A frota de Intercidades certamente merece também debate, pois tem-se revelado um produto decisivo para aumentar a importância e visibilidade do meio ferroviário. Se a oferta topo de gama é vital e representa um valor enorme, a oferta complementar com mais paragens e preços mais baixos é vital para assegurar a globalidade do mercado ferroviário e funciona, a médio e longo prazo, como um promotor da transferência de viagens para o segmento topo de gama. Em Portugal, como noutros países com percursos similares.
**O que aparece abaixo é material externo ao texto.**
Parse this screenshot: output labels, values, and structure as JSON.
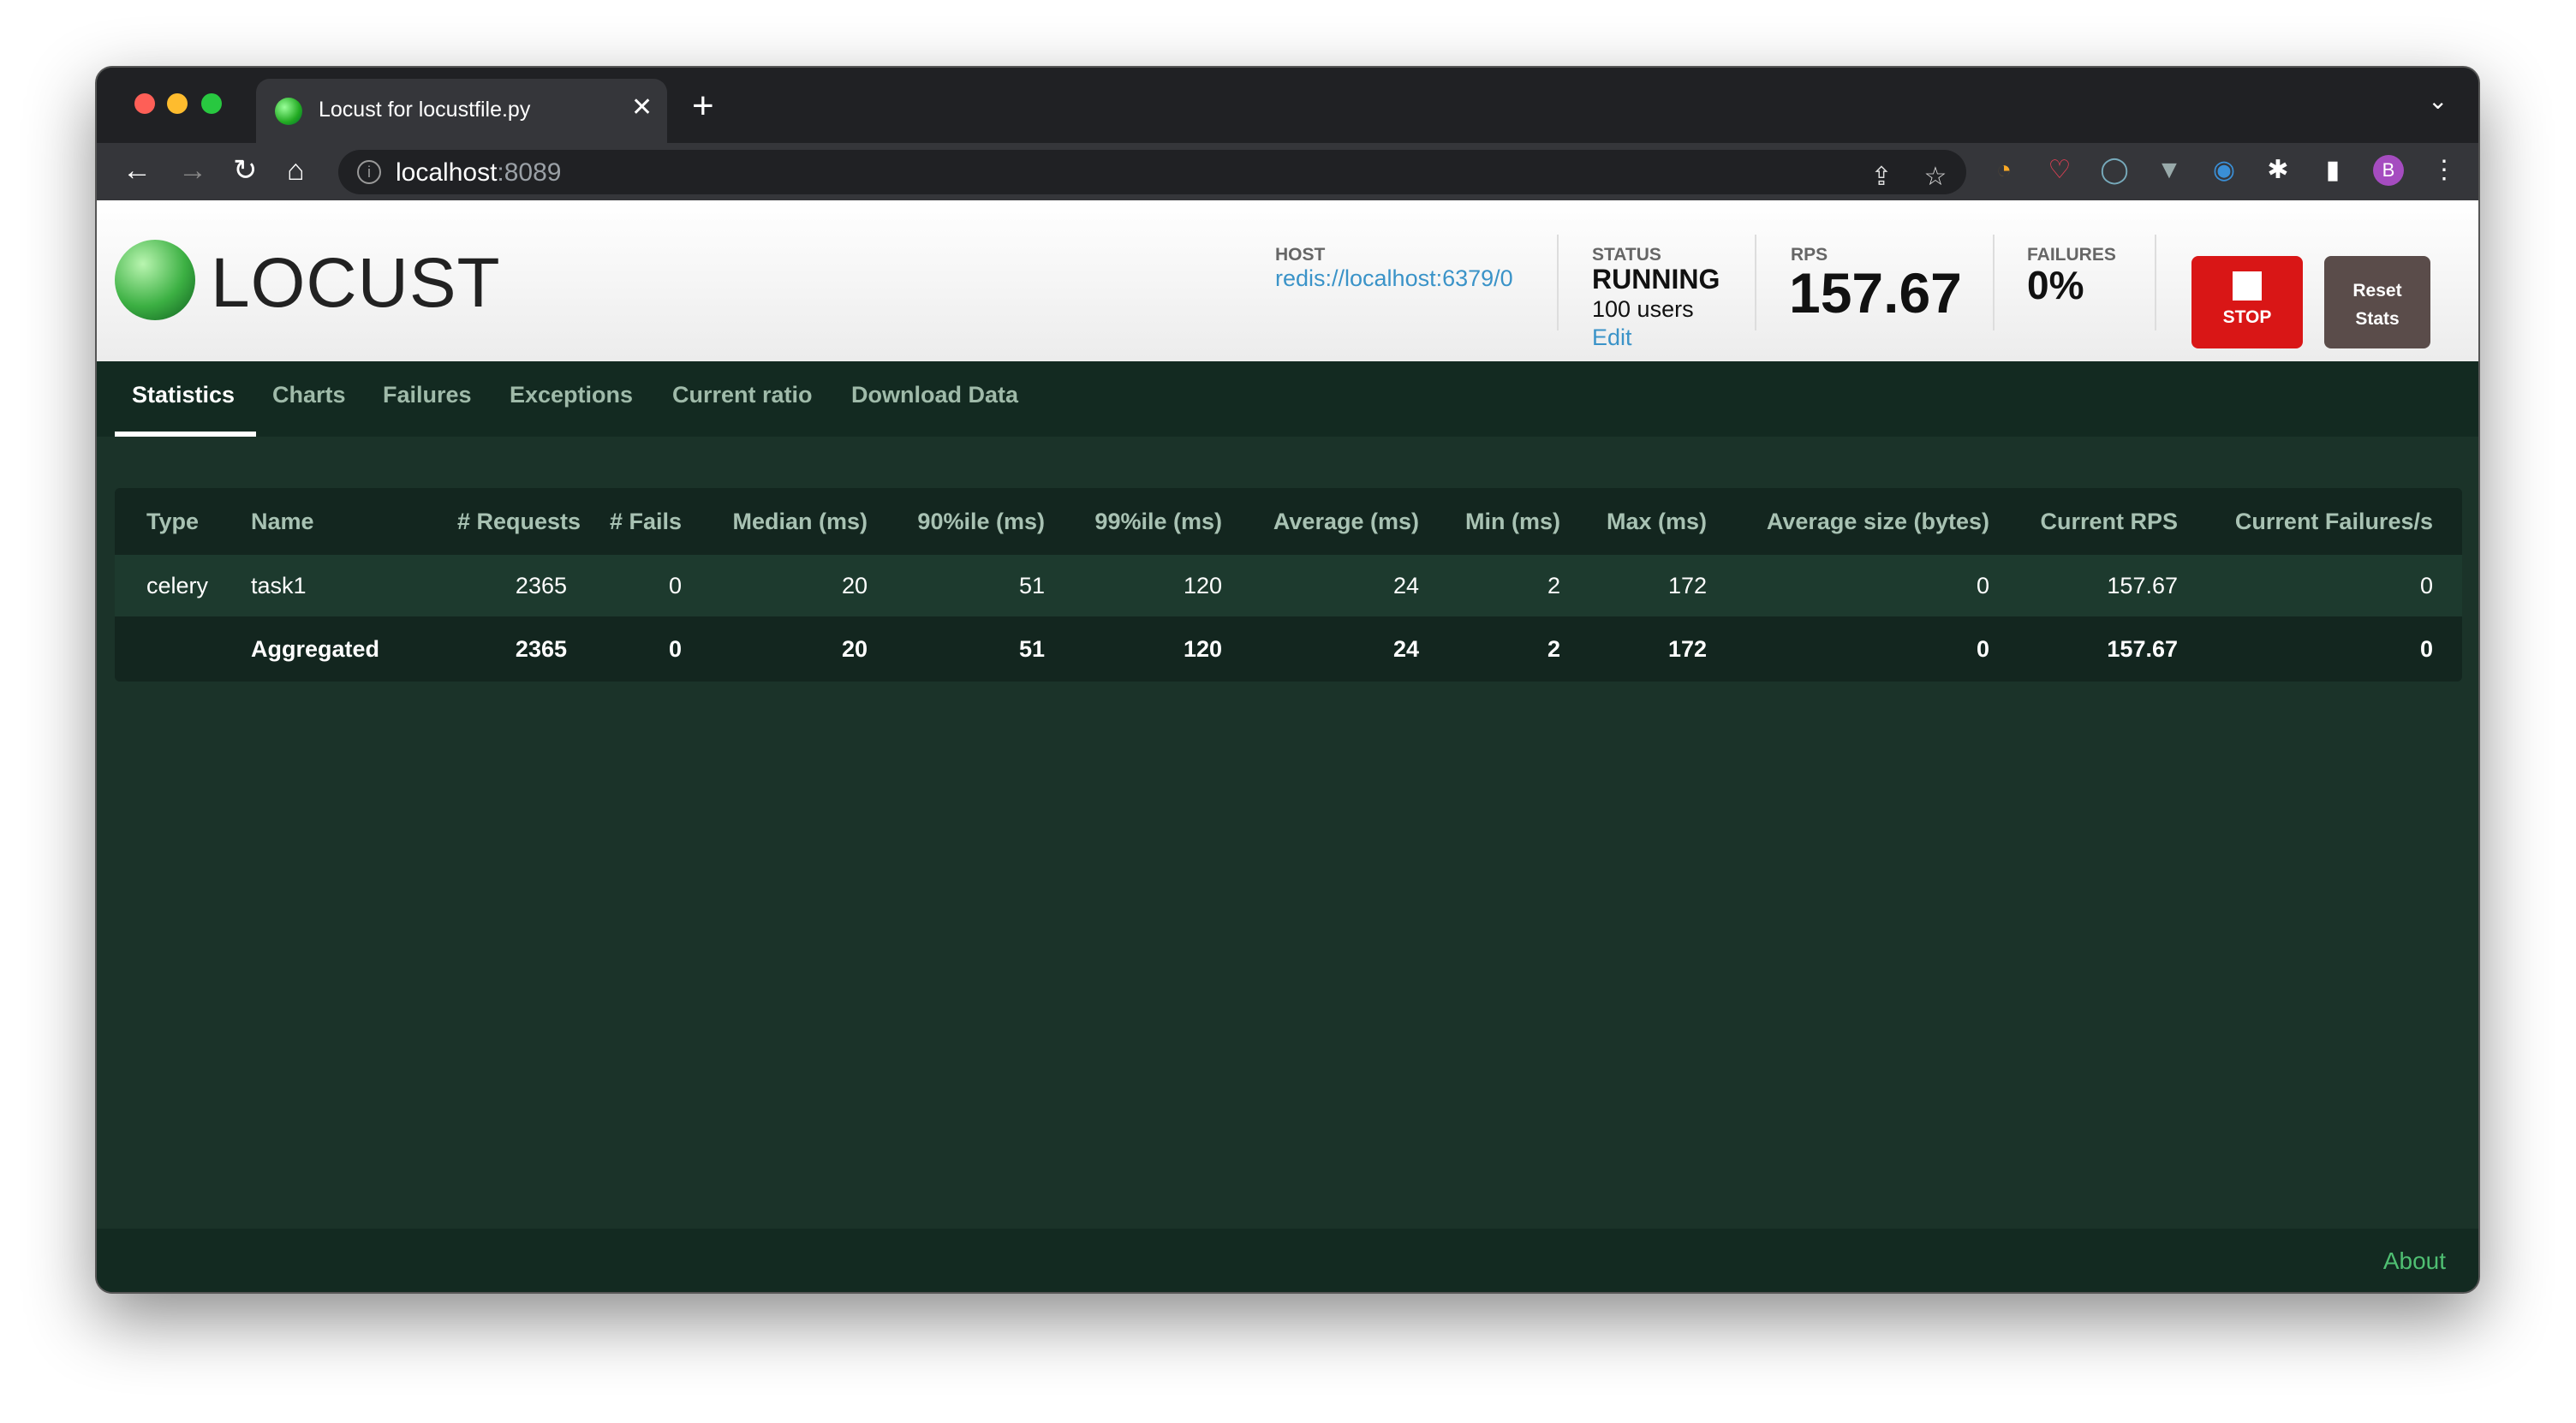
{
  "browser": {
    "tab_title": "Locust for locustfile.py",
    "url_host": "localhost",
    "url_port": ":8089"
  },
  "app": {
    "logo_text": "LOCUST"
  },
  "header": {
    "host_label": "HOST",
    "host_value": "redis://localhost:6379/0",
    "status_label": "STATUS",
    "status_value": "RUNNING",
    "users": "100 users",
    "edit": "Edit",
    "rps_label": "RPS",
    "rps_value": "157.67",
    "failures_label": "FAILURES",
    "failures_value": "0%",
    "stop_label": "STOP",
    "reset_label_1": "Reset",
    "reset_label_2": "Stats",
    "stop_color": "#d91616",
    "reset_color": "#5a4c4a"
  },
  "nav": {
    "items": [
      "Statistics",
      "Charts",
      "Failures",
      "Exceptions",
      "Current ratio",
      "Download Data"
    ]
  },
  "table": {
    "headers": [
      "Type",
      "Name",
      "# Requests",
      "# Fails",
      "Median (ms)",
      "90%ile (ms)",
      "99%ile (ms)",
      "Average (ms)",
      "Min (ms)",
      "Max (ms)",
      "Average size (bytes)",
      "Current RPS",
      "Current Failures/s"
    ],
    "rows": [
      [
        "celery",
        "task1",
        "2365",
        "0",
        "20",
        "51",
        "120",
        "24",
        "2",
        "172",
        "0",
        "157.67",
        "0"
      ],
      [
        "",
        "Aggregated",
        "2365",
        "0",
        "20",
        "51",
        "120",
        "24",
        "2",
        "172",
        "0",
        "157.67",
        "0"
      ]
    ]
  },
  "footer": {
    "about": "About"
  }
}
Certo é que esta renovação acontece numa altura fundamental. Depois de uma grande revolução comercial na CP nestes últimos anos, a CP quebrou muito do imobilismo que a caracterizava e largou-se no campo onde a batalha pelos clientes se trava no dia-a-dia. Se já conseguiu estar mais no centro da vida de muito mais pessoas, a operação de material circulante atualizado, moderno e confortável é uma obrigação sem a qual todo o esforço feito até agora poderá ser de resultados efémeros. Parece-me que se caminha na boa direção, saibam as sucessivas tutelas ser o apoio que a gestão desta empresa em particular necessita.